L'operazione di tradurre in numeri l'oggetto della propria
ricerca può essere compiuta in più contesti e a diversi livelli.
Questa operazione si chiama "misurazione di
frequenza": ciò che possiamo misurare è la frequenza assoluta, quante
volte effettivamente una certa modalità compare, e frequenza relativa, il
rapporto tra la frequenza assoluta e il numero totale delle rilevazioni
effettuate.
Il complesso delle diverse modalità e delle rispettive
frequenze con cui un determinato carattere si manifesta in una popolazione è
detto distribuzione di frequenze o distribuzione statistica. Conoscere la
frequenza assoluta o relativa di un fenomeno costituisce comunque una
necessaria base di partenza per valutarne l'impatto sociale, avanzare
spiegazioni o previsioni, suggerire possibili strategie di intervento.
Le distribuzioni statistiche possono essere rappresentate
con tabelle oppure tramite grafici, cioè figure che ne rappresentano
simbolicamente le caratteristiche.
La validità della ricerca
Per lo studioso che conduce una ricerca è importante avere
la certezza che essa risponda a requisiti di "validità". Questo
concetto si specifica in due ulteriori questioni: la validità degli strumenti
impiegati e quella dei risultati a cui si approda.
Uno strumento è valido se misura effettivamente, e in modo
preciso, ciò che intende rilevare.
In psicologia, ad esempio, da un test per la misurazione
dell'intelligenza ci si aspetta che misuri effettivamente ciò che intende
rilevare - il quoziente intellettivo dell'individuo — e non altre
caratteristiche, come la creatività o l'attitudine a svolgere un determinato
compito; da un questionario predisposto per un'inchiesta sulla pratica
religiosa all'interno di una determinata popolazione, ci si attende che dia
informazioni su quello specifico fattore che intendiamo indagare, e non su
altri. Tuttavia è pur vero che, soprattutto in sociologia, può capitare che uno
strumento predisposto per rilevare un certo fattore possa dare informazioni
supplementari e impreviste su altri aspetti del fenomeno.

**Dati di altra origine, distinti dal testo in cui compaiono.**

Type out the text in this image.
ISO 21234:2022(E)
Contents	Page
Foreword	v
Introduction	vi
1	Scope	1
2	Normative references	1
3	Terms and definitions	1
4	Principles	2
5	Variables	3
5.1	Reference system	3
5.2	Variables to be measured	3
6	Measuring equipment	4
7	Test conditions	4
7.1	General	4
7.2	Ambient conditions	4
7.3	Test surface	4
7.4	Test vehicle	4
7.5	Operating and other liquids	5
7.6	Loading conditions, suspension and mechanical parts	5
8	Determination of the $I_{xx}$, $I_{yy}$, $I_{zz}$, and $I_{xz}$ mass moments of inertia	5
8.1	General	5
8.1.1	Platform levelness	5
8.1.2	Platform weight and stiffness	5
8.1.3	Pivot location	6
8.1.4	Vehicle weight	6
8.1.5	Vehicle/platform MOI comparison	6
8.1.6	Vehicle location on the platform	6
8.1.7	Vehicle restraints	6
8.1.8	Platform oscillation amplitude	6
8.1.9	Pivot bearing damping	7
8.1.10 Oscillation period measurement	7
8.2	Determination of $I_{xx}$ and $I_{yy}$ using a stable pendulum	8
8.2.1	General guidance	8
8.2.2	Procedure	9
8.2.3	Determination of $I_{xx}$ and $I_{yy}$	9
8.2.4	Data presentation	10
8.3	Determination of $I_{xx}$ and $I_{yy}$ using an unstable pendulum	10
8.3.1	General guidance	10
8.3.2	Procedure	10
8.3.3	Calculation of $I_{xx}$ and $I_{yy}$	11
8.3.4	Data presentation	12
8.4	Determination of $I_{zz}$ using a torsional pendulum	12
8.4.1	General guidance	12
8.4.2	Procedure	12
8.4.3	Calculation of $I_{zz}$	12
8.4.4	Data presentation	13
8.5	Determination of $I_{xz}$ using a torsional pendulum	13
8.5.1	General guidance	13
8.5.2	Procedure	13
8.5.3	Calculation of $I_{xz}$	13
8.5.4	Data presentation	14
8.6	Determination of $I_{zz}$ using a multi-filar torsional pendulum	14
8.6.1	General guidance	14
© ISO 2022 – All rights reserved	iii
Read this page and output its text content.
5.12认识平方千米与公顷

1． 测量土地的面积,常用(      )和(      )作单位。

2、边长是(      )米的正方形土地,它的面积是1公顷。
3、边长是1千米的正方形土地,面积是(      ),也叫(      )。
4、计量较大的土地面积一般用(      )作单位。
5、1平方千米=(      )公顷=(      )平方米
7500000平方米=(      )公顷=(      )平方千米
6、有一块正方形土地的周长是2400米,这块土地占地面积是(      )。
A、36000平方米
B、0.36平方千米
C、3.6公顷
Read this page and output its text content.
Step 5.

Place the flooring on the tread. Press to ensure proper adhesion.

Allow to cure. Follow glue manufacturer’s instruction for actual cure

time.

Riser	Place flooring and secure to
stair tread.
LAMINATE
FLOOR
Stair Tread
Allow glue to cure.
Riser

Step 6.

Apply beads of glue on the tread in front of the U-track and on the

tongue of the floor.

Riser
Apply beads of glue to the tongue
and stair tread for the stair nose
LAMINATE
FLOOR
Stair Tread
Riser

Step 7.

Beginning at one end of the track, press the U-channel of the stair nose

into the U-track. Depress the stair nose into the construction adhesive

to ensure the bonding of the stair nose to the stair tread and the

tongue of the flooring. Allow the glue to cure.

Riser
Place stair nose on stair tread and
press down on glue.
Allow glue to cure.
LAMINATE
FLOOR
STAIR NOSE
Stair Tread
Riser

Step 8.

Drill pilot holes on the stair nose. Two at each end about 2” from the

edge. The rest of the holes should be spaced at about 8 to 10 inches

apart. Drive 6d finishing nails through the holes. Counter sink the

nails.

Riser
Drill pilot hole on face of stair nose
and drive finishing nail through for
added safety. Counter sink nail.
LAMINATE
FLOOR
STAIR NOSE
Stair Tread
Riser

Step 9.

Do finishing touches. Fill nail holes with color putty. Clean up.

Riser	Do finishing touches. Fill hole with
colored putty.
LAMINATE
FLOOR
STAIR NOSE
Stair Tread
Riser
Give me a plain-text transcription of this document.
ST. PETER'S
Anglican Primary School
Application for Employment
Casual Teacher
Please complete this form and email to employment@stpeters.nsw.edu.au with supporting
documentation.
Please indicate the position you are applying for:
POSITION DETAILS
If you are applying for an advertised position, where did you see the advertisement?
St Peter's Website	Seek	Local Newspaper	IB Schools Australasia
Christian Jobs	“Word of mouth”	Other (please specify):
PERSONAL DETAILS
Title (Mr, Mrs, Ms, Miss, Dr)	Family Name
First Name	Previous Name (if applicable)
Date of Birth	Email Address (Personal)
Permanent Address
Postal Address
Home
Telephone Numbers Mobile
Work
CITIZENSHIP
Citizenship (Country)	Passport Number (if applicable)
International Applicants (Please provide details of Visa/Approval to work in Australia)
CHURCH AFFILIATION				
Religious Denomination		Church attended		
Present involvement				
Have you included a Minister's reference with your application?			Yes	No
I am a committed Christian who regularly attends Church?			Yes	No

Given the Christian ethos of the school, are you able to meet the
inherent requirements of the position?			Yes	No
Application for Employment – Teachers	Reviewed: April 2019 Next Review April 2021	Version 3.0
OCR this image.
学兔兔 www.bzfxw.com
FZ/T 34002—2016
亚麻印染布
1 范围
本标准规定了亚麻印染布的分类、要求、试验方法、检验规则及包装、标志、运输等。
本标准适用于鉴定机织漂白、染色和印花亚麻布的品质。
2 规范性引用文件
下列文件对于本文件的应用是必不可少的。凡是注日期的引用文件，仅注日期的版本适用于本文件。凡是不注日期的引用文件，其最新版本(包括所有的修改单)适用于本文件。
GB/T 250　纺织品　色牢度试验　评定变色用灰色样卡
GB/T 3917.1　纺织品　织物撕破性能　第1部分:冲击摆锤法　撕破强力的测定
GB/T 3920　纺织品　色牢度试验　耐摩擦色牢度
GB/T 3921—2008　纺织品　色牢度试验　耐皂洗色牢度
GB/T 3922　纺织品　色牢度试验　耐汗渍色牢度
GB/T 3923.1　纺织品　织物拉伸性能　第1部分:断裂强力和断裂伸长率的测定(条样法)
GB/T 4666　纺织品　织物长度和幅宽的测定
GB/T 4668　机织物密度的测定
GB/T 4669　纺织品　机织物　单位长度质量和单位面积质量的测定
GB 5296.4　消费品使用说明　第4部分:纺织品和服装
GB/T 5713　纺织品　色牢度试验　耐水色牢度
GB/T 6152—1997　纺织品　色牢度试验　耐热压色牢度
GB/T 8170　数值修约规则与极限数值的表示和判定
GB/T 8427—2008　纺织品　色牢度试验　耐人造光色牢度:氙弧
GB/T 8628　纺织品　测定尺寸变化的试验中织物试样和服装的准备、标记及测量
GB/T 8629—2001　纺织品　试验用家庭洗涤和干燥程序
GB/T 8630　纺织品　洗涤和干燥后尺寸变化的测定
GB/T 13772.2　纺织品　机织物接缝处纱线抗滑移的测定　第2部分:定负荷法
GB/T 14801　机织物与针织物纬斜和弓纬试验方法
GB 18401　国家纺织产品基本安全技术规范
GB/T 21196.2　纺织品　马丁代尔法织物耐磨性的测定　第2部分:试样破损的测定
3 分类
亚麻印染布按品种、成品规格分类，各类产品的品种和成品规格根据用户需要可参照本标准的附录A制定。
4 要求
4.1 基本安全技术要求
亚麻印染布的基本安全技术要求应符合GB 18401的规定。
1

Nel 1972 gli studiosi statunitensi Morris Rosenberg e
Roberta Simmons interpellarono un gruppo di studenti di Baltimora per conoscere
la loro posizione nei confronti delle persone di colore. I dati emersi dalla
loro inchiesta contenevano però molte informazioni supplementari di ordine
socio-demografico Su tale materiale lavorarono alcuni anni dopo altri due
studiosi, Janet e Larry Hunt, studiando in particolare il rapporto tra
l'assenza della figura paterna in famiglia e la socializzazione delle ragazze
ai ruoli femminili.
Se si parla dei risultati ottenuti, possiamo banalmente
affermare che una ricerca è valida se i risultati a cui approda sono esatti,
cioè se rispecchiano l'effettiva realtà delle cose.
Bisogna però distinguere tra "validità interna" e
"validità esterna”.
- · Si parla di validità interna quando le conclusioni di una ricerca sono valide almeno all'interno dell'ambito in cui è stata condotta. Perché ciò si verifichi non è sufficiente che siano impiegati strumenti validi, ma occorre anche che sia adeguata la condotta del ricercatore e che i risultati siano stati registrati correttamente.
- · Si parla invece di validità esterna quando i risultati di una ricerca si possono estendere a situazioni diverse da quella in cui è stata condotta. Il problema si pone soprattutto per gli studi fatti in laboratorio: condurre un esperimento o predisporre un'osservazione in un ambiente artificioso, appositamente predisposto dallo studioso, se da un lato ha il pregio di conferire maggior rigore alla ricerca, dall'altro può produrre conclusioni difficilmente trasferibili nella realtà quotidiana.